Read Genesis 1:26, 27. What do these verses teach about human uniqueness in contrast to the rest of the earthly creation as depicted in Genesis 1 and 2?
Genesis says that God created humankind in His image, something not said about anything else in the Genesis creation account. “Then God said, ‘Let Us make man in Our image, according to Our likeness. …’ So God created man in His own image; in the image of God He created him; male and female He created them” (Genesis 1:26, 27, NKJV). Although theologians have debated for centuries the exact nature of this image, and the nature of God Himself, many passages of Scripture present God’s nature as love.

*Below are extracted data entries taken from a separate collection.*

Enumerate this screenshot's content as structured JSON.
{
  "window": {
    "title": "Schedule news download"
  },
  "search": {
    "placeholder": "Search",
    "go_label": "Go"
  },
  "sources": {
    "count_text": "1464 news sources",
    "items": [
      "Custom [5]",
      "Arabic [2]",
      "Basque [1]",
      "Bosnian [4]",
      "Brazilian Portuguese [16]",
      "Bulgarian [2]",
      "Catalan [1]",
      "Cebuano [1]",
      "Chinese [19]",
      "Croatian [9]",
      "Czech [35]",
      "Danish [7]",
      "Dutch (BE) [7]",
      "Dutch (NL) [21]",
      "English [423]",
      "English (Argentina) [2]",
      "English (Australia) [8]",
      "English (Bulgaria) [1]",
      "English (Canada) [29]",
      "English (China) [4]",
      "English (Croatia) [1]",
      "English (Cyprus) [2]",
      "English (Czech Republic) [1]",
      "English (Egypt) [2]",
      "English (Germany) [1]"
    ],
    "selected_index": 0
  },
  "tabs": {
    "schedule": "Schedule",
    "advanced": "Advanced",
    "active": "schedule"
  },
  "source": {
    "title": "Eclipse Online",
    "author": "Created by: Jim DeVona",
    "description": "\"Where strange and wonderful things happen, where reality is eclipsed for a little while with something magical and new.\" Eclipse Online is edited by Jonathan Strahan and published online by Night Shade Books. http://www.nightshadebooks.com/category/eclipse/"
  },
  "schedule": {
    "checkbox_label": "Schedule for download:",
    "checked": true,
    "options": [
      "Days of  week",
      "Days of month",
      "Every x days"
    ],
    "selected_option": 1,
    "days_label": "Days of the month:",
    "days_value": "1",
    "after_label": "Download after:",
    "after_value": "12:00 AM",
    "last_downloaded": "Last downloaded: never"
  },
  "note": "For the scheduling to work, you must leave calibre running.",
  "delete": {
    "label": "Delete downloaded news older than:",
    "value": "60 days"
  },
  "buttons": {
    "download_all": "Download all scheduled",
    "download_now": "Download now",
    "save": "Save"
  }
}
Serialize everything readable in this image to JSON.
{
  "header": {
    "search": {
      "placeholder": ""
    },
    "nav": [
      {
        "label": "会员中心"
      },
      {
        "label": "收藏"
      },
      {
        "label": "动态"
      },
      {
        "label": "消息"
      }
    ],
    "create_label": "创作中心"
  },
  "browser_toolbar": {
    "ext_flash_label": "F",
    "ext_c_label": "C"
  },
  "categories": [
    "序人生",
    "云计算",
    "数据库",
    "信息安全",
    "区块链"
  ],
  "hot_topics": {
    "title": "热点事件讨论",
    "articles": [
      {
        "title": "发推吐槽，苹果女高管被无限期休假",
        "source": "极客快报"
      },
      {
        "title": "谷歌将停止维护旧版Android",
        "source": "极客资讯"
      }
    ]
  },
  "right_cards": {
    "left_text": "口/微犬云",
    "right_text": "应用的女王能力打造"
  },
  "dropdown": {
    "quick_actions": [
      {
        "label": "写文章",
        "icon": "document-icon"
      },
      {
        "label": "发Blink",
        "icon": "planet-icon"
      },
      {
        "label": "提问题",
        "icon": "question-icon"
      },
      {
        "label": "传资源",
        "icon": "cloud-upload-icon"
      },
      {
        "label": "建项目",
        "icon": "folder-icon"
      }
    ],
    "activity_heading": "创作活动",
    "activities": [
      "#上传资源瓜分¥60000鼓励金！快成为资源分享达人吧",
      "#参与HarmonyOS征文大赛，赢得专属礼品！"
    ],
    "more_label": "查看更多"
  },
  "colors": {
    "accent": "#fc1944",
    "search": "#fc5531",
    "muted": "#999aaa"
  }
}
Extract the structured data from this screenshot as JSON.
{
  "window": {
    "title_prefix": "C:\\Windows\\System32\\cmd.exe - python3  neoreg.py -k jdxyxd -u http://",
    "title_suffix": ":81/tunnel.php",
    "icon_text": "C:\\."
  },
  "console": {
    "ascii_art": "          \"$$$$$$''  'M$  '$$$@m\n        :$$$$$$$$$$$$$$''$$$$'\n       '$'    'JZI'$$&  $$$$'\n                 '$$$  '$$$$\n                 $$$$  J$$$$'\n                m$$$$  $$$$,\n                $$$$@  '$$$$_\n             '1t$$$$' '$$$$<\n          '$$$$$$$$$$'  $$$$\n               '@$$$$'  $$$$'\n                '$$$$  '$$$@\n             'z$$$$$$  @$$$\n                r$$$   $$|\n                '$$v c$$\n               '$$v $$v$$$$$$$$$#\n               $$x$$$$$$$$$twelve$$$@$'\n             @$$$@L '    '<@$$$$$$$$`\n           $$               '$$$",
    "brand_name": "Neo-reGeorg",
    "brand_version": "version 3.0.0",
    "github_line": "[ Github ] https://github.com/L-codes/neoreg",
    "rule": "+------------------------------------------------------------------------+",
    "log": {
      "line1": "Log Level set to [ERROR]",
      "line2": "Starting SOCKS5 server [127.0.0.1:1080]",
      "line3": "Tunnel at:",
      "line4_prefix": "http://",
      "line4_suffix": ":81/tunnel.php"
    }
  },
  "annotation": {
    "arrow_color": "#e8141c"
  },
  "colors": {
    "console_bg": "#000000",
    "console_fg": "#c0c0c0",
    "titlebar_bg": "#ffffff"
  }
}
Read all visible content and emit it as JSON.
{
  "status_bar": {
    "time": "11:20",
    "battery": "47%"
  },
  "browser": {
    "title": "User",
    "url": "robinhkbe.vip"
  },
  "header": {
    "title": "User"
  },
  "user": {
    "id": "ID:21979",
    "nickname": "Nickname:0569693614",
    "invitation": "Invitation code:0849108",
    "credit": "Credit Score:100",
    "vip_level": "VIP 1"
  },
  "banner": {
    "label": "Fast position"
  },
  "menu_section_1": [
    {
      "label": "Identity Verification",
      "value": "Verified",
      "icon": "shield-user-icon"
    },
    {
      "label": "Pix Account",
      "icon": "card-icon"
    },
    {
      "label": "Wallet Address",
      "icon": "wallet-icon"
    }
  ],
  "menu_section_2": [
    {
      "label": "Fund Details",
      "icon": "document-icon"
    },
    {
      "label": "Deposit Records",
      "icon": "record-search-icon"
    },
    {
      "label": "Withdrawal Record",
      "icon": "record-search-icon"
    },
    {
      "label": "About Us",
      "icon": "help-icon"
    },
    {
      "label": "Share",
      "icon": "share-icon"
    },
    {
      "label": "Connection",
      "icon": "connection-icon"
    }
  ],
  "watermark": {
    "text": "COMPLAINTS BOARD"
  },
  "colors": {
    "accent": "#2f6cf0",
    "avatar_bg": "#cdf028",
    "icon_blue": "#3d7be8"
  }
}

Read 1 John 4:7, 8, 16. How can these verses help us to understand how we were originally created and how this could have impacted the original unity found at the Creation?
God is love, and because humans also can love (and in ways that the rest of the earthly creation certainly can’t), to be created in His image must include the ability to love. Yet, love can exist only in relationship with others. Thus, whatever else being made in the image of God entails, it must entail the capacity to love, and to love deeply.